I'm sorry if this question is too simple but I'm unable to find a good answer. I searched through the site and could not find a similar question.
A vertex in a 3D polyhedron is where 3 edges meet. As an extension a vertex in N dimensions polyhedron is the intersection of N hyperplanes.
How to define the vertex on a cone? More importantly how to reconcile it with the definition of a polygon vertex.
In practice we can make a cone from paper which is a 2D polyhedron with vertices. Is there is a way to formalize this into proving the vertex of cone is indeed similar to the vertex of a rectangle? If so can it be extended to N dimensions?

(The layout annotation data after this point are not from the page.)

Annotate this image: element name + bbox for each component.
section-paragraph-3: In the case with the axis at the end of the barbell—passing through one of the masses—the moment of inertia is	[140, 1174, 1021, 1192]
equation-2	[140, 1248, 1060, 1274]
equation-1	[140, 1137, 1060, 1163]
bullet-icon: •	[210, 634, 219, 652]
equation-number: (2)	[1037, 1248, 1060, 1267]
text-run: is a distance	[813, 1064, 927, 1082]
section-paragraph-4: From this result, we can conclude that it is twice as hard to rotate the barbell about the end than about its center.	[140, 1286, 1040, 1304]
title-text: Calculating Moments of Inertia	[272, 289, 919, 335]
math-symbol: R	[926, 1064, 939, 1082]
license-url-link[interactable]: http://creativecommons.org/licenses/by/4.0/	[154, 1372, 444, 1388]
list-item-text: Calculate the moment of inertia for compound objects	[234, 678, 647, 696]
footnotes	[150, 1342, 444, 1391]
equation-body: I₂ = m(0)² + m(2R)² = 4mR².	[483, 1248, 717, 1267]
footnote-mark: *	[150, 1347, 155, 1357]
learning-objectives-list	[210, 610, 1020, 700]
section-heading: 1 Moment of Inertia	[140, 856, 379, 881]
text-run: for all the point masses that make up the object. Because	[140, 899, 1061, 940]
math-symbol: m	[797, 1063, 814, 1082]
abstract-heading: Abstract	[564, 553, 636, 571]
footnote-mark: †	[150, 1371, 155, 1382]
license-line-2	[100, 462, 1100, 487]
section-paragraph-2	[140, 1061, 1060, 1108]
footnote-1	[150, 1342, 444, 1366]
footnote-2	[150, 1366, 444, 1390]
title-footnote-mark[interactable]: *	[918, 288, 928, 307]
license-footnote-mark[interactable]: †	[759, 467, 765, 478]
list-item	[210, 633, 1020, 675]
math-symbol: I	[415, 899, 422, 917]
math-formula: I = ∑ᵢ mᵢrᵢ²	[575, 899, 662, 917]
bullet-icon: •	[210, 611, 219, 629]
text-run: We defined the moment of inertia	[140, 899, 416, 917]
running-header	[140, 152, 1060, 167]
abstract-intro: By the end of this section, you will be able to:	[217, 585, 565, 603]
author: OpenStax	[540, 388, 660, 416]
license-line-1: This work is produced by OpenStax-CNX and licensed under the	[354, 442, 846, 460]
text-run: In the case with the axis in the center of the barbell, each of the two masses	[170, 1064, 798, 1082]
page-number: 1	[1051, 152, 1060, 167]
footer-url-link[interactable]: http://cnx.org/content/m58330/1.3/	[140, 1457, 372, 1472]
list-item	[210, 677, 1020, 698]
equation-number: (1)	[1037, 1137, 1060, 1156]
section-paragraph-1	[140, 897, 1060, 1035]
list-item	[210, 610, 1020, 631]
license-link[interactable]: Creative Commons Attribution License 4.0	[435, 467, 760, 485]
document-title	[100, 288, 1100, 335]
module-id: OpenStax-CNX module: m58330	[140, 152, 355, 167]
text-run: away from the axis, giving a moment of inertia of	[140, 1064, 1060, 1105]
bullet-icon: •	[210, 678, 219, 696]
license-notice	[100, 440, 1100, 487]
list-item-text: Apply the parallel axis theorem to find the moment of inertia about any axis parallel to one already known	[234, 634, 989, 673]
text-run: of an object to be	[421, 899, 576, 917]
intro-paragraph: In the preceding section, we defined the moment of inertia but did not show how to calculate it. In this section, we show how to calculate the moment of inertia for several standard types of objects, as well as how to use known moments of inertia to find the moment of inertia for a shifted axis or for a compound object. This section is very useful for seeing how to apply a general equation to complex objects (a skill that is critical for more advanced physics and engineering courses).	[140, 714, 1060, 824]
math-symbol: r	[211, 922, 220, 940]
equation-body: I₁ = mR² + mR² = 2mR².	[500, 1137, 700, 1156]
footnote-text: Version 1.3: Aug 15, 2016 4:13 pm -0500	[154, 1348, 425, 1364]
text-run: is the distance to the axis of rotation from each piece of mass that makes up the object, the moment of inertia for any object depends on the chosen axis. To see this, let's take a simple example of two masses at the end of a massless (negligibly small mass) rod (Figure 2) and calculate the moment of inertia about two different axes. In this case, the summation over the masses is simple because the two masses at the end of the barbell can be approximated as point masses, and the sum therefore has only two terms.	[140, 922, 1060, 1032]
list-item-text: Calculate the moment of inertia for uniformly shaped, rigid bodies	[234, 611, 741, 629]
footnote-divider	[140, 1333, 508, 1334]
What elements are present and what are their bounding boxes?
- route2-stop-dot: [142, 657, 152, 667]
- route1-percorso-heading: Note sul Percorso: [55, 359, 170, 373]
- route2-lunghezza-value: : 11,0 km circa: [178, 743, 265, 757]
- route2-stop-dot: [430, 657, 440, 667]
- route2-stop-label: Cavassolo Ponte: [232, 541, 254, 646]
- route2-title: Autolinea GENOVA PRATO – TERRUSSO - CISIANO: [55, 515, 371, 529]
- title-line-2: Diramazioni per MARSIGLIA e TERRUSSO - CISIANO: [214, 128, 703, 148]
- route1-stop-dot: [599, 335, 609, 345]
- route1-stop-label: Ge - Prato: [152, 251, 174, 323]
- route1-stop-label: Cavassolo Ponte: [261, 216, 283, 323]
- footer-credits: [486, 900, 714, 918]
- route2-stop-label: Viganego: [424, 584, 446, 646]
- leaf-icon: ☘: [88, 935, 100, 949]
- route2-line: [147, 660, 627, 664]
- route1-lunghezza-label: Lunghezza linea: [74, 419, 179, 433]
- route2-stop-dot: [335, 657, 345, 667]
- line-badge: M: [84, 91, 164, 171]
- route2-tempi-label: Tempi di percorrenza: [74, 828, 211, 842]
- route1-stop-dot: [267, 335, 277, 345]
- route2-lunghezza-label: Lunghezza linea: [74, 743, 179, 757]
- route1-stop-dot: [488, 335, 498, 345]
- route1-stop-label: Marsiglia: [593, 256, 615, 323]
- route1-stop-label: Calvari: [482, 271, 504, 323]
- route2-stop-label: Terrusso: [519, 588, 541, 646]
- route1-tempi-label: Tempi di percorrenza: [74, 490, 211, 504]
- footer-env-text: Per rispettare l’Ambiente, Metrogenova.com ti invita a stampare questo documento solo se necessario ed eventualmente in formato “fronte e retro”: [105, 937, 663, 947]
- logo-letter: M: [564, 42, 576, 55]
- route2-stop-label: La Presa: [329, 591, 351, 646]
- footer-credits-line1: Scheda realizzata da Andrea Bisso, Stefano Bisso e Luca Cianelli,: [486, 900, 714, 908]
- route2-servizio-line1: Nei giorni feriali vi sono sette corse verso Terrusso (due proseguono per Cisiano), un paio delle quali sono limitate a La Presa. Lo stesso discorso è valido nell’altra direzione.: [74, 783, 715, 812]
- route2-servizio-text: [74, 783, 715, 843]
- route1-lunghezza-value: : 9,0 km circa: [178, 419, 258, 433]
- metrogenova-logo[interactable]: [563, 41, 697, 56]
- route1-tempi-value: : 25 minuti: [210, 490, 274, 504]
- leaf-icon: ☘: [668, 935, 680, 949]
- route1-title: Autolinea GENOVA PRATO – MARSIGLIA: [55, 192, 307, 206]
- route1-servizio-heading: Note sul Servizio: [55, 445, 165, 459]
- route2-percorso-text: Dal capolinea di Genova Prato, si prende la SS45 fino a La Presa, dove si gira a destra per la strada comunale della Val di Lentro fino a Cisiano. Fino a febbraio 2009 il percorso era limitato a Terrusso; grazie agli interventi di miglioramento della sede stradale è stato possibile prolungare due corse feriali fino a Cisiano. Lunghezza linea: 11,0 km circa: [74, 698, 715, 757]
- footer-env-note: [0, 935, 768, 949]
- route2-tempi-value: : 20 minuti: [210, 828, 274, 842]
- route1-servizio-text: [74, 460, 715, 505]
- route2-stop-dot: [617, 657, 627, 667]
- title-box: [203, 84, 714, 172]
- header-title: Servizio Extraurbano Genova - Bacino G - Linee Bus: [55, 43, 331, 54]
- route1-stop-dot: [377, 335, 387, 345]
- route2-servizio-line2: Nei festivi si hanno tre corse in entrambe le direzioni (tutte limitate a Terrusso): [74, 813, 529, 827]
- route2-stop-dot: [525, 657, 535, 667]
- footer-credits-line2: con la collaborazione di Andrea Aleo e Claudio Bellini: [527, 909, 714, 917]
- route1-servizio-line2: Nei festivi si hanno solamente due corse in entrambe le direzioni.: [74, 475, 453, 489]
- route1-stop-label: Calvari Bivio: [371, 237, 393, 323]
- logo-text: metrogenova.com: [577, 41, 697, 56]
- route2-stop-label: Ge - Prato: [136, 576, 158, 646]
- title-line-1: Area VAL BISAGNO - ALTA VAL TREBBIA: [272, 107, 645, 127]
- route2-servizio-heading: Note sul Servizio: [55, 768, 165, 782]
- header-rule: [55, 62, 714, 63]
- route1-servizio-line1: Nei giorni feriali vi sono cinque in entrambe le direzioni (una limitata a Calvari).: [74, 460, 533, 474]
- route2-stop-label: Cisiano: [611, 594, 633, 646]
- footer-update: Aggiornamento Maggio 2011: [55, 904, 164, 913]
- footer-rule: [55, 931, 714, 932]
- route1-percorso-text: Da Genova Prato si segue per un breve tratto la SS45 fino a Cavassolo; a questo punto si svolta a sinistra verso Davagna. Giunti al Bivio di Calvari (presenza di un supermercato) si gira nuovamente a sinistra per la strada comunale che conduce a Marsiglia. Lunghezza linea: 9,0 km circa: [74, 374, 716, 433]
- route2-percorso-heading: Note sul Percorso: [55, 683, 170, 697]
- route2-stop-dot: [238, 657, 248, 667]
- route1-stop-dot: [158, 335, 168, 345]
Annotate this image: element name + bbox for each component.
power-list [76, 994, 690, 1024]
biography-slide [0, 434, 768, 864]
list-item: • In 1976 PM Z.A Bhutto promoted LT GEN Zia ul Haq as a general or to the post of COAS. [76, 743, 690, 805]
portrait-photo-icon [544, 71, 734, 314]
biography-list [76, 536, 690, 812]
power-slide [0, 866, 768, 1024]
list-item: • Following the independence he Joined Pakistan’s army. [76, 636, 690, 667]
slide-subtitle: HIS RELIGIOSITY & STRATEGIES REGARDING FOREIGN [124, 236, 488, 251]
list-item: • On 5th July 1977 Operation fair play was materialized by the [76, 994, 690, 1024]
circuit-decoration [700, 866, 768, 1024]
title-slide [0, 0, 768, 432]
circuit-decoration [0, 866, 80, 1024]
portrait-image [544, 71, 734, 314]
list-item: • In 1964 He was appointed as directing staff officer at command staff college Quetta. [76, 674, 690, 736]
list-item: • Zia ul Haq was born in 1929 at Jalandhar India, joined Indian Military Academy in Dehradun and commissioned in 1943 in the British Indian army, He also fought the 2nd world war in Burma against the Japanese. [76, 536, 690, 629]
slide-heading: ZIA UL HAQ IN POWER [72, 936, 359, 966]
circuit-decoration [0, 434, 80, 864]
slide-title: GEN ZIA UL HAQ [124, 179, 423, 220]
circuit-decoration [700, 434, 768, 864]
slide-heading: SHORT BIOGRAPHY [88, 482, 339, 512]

Or am I thinking about it all wrong and is there a much simpler answer.
Best Answer
There is a general concept which incorporates both polyhedra and cones, namely the concept of a convex body. And the concept of a vertex can be defined in that general setting.
By definition, a subset $C \subset \mathbb R^3$ is a convex body if there exists a set of half-spaces $\{H_i\}_{i \in I}$ such that $$C = \bigcap_{i \in I} H_i $$ And, to be complete, a (closed) half space $H$ is the solution set of an equation of the form $ax + by + cz + d \ge 0$, for some constants $a,b,c,d \in \mathbb R$ such that at least one of $a,b,c$ is nonzero: $$H = \{(x,y,z) \in \mathbb R^3 \mid ax + by + cz + d \ge 0\} $$ Some extra terminology: the boundary plane of $H$ is $$\partial H = \{(x,y,z) \in \mathbb R^3 \mid ax + by + cz + d =0\} $$ If $H$ is a half-space, if $C \subset H$, and if $C \cap \partial H \ne \emptyset$, then we say that $H$ is a supporting half-space of $C$. In this terminology, $C$ is equal to the intersection of the set of all supporting half-spaces of $C$.
So, for example, a finite sided (convex) 3-D polyhedron can be defined as a convex body $C \subset \mathbb R^3$ which is the intersection of a finite set of closed half spaces (this allows for finite sided polyhedra to be unbounded; one could also restrict ones attention just to finite sided polyhedra that are bounded).
Let me also define a cone in this setting, more specifically a right circular cone (this is just to keep things simple; one could study more general cones). First, one is given a 2-dimensional plane $P \subset \mathbb R^3$, a line $L \subset \mathbb R^3$ perpendicular to $P$, a point $Q = P \cap L$, another point $R \in L - \{Q\}$, and a radius $s > 0$. One takes $C$ to be the circle in $P$ of radius $s$ centered on $Q$. For each $x \in C$ one takes $H_x$ to be the half space such that its boundary plane $\partial H_x$ passes through $R$ and intersects the plane $P$ in a line that is tangent to $C$ at the point $x$, and such that the half space $H_x$ entirely contains the circle $C$.
With that general definition and these two special examples, here's the definition of a vertex. First, given a cone $C \subset \mathbb R^3$ and a point $p \in c$, to say that $p$ is an extreme point of $C$ means that there exists a closed half-space $H \subset \mathbb R^3$ such that $H \cap C = \{p\}$ (this implies that $p$ is contained in the boundary plane $\partial H$; this also implies that the "opposing" half space of $H$ is a supporting half-space of $C$). Let's also say that any half-space $H$ satisfying the above property is a witness to the extremity of $p$.
A half space that witnesses the extremity of $p \in C$ might not be unique, and we need to quantify the non-uniqueness. For each half-space $H$ that witnesses the extremity of $p$, let $v^\perp_H$ be the unique unit vector based at $p$ which is orthogonal to $\partial H$ and points into $H$. The half-space $H$ determines and is determined by the vector $v^\perp_H$, so I'll extend the terminology to say that the vector $v^\perp_H$ witnesses the extremity of $p$.
To say that an extreme point $p$ is a vertex means that there exist three non-coplanar vectors $v^\perp_1,v^\perp_2,v^\perp_3$ each based at $p$, and each witnessing the extremity of $p$.
The unique vertex of the right circular cone defined above is the point $R$. Also, in a finite sided polyhedron, a point is a vertex if and only if it is a common endpoint of a set of three edges. (This begs the definition of edges. First, let's say that an extreme point $x \in C$ is an edge point if the set of vectors $v_H$ which witness the extremity of $x$ traces out a circular arc in the unit sphere centered on $x$; and then let's say that an edge is a set of edge points all of which share the same set of witnessing vectors.)
One other interesting example is the 3-dimensional ball $B^3 = \{(x,y,z) \in \mathbb R^3 \mid x^2 + y^2 + z^3 \le 1\}$, which is a convex body. It's set of extreme points is the unit sphere $S^2 = \{(x,y,z) \in \mathbb R^3 \mid x^2 + y^2 + z^2 = 1\}$, but $B^3$ has no vertices and no edges, because the witnessing half-space of each extreme point is unique.